Fica difícil, assim,diferenciar condições da ação e mérito da causa; na Teoria Eclética de Liebman tal diferenciação é literalmente impossível, já que o processualista italiano exige a efetiva prova das condições – e isso, como visto, culmina na própria resolução da lide. O único meio possível de diferenciar condições e mérito, portanto, é fornecido pela Teoria da Asserção; as condições seriam dados do plano material aferidos diante das afirmações do autor, enquanto o mérito consistiria no conjunto dos mesmos dados, só que verificados diante das provas produzidas. Distinguir condições e mérito através de um critério tão frágil é totalmente desarrazoado; a relação entre esses dois conceitos seria marcada, no mínimo, por um enorme grau de indefinição, haja vista que se aquilo que foi afirmado pelo autor – referente às condições da ação – fosse posteriormente provado, ter-se-ia a transmutação das condições emmérito após a instrução probatória. Se, todavia, o autor não fosse capaz de provar o que disse, as condições da ação permaneceriam apenas em estado potencial, abstrato, baseadas somente nas (falsas) alegações do ajuizador da demanda. Perceba-se o imbróglio jurídico criado por essa concepção.

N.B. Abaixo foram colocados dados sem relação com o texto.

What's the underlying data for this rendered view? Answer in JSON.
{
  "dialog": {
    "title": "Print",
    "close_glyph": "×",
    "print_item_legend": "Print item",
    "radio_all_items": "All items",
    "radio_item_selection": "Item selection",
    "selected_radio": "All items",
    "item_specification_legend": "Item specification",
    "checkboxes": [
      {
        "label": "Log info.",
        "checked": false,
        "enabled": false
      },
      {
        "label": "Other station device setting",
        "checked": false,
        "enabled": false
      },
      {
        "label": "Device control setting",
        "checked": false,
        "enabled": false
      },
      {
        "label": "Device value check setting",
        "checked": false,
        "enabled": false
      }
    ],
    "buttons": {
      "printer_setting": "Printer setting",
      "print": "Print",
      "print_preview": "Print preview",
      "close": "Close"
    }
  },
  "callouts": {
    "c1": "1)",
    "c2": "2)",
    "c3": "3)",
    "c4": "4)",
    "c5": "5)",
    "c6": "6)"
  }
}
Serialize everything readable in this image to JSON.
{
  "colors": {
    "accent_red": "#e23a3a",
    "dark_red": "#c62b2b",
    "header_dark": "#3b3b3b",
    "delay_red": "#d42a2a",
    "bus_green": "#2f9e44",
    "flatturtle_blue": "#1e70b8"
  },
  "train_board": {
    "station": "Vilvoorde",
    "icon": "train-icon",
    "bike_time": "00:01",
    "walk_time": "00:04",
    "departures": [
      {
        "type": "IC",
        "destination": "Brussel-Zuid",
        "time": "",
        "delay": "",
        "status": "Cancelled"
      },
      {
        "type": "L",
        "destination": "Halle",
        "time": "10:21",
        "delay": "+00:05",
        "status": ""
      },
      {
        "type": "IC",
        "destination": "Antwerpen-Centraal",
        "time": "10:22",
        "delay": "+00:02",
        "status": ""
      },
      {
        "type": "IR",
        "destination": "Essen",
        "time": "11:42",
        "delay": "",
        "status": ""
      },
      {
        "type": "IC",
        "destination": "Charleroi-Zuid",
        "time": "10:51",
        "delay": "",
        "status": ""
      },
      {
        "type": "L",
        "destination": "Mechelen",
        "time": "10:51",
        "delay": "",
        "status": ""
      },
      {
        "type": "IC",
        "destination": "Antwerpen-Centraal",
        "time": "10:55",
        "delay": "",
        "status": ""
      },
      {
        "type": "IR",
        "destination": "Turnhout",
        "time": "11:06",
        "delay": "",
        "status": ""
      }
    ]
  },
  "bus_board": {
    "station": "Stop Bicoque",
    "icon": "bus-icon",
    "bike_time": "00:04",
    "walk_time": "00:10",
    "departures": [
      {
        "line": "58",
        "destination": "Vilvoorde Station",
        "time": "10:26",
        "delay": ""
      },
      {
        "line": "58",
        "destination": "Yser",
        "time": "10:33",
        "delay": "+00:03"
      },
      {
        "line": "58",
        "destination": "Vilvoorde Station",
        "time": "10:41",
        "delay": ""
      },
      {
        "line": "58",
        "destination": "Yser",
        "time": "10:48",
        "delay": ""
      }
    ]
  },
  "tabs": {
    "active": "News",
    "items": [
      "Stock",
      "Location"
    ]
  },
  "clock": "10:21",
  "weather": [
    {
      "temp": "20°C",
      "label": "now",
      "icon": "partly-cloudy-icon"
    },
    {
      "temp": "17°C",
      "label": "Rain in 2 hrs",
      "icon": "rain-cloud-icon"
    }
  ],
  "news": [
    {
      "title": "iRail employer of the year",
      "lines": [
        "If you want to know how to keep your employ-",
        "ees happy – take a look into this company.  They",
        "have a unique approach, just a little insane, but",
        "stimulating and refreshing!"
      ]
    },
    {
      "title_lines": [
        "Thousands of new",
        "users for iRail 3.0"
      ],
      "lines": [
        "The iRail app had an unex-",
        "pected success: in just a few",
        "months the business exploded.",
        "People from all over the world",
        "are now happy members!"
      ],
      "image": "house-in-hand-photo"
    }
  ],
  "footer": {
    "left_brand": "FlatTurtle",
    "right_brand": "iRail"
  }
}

Melhor seria, portanto, extinguir as referidas condições como categoria processual autônoma, eliminando-as do ordenamento pátrio. Essa tese é reforçada pelo fato de que todas elas são conceitos que, necessariamente, pertencem ao Direito Material. É no plano substancial que se descobrem os titulares da relação jurídica, que se verifica se o direito material alegado pelo autor é suscetível de ser tutelado pelo Estado-juiz e que se averigua a possibilidade de o provimento jurisdicional conduzir o ajuizador a uma posição jurídica mais vantajosa que a anterior. Todos esses dados, repita-se, não pertencem à esfera processual, mas sim à material – e é em face desta que eles adquirem sentido; são, portanto, questões de mérito.


5 CONSIDERAÇÕES FINAIS

As condições da ação, diante do que foi exposto, não merecem subsistir como categoria processual autônoma; elas são, claramente, problemas de mérito.Sua existência, como restou demonstrado, conduz a irrespondíveis questionamentos, como os que se referem à natureza do provimento judicial que reconhece a carência de ação e ao caráter do conjunto de atos ocorridos entre o ajuizamento da demanda e a sentença terminativa. Os equívocos cometidos pelo legislador pátrio somam-se às inconsistências científicas da Teoria Eclética e criam um quadro verdadeiramente vergonhoso no Direito Processual. O direito de agir é, em sua essência, incondicional; não há como admitir que se possa declarar, depois de impetrada uma ação, que o seu sujeito ativo é dela carecedor – menos ainda quando os elementos que impuseram essa carência são, como explicitado, referentes ao mérito da causa.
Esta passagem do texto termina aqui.